Executive Summary
The .git Security Engineering team has identified and resolved a Server-Side Request Forgery (SSRF) vulnerability in the git-proxy-connector module. This component is used to route outgoing Git operations through custom network proxies for enterprise environments.
An authenticated attacker with access to a workspace configuration could craft a malicious proxy URL pointing to internal resources, potentially leaking sensitive metadata or triggering unintended service-to-service calls. The vulnerability has been fully patched in version 2.3.5, and all managed instances have been automatically updated.
Technical Details
The vulnerability stems from insufficient validation of the PROXY_URL environment variable and configuration overrides. The connector failed to enforce strict allowlisting for internal IP ranges and loopback addresses, allowing crafted URLs to bypass DNS rebinding protections.

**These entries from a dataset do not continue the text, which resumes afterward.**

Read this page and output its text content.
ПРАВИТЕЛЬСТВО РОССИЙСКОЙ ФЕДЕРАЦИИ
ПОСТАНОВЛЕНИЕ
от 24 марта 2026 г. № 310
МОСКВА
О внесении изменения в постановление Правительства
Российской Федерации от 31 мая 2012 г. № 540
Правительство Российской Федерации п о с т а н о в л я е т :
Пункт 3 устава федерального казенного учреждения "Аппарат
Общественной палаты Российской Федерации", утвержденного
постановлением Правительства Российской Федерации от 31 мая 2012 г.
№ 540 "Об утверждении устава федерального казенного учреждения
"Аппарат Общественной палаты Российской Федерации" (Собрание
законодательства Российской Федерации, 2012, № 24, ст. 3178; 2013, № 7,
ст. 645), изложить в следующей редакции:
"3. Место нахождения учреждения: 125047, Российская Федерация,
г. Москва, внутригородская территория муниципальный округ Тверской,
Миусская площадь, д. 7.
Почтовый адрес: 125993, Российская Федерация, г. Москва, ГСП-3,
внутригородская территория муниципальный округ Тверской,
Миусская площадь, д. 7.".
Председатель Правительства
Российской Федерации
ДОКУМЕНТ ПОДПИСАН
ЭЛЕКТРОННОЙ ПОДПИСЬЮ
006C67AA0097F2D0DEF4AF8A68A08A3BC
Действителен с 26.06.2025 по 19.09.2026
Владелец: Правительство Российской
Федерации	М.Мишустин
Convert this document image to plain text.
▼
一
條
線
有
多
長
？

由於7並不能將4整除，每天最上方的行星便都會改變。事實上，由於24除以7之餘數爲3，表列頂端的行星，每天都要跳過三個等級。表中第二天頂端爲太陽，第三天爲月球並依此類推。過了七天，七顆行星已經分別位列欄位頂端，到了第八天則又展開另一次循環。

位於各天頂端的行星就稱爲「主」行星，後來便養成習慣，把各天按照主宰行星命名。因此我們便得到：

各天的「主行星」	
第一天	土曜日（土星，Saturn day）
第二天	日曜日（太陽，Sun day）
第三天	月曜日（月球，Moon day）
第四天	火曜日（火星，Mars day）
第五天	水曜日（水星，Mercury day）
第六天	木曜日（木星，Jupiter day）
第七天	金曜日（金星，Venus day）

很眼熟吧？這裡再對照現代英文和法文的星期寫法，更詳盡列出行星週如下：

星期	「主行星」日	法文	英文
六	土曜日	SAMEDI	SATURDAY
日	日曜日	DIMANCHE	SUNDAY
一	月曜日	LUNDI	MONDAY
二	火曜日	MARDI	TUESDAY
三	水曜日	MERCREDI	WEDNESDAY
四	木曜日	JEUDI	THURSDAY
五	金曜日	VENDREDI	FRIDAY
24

The connector would forward authenticated Git requests through the specified endpoint without validating that the final resolved IP belonged to the expected proxy network. This allowed an attacker to pivot internal traffic to arbitrary hosts reachable from the runner environment.
Impact
- Potential exposure of internal service metadata and DNS records
- Unauthorized access to internal APIs exposed on private subnets
- No user secrets, repository content, or cryptographic keys were at risk
- Zero confirmed exploits in the wild. No customer data was compromised.
Mitigation & Remediation
All self-hosted and managed instances have been patched to v2.3.5. The fix implements:
- Strict allowlisting for proxy hostnames and resolved IP ranges
- Automatic rejection of loopback, link-local, and RFC 1918 addresses unless explicitly whitelisted
- Redirect tracking with a maximum hop limit of 3 and strict origin validation
- Forced TLS verification for all proxy endpoints
If you are running a custom deployment, update immediately:
Timeline
| Date (UTC) | Event |
|---|---|
| Jan 08, 2025 | Vulnerability reported via HackerOne (#114829) |
| Jan 09, 2025 | Confirmed & scoped by Security Team |
| Jan 12, 2025 | Fix merged & regression tests passed |
| Jan 14, 2025 | v2.3.5 released; automated rollout complete |
| Jan 15, 2025 | Public advisory published |
Acknowledgments
We thank 0xVortex for responsible disclosure and cooperation throughout the patching process. This vulnerability was discovered independently and was not part of any coordinated attack campaign.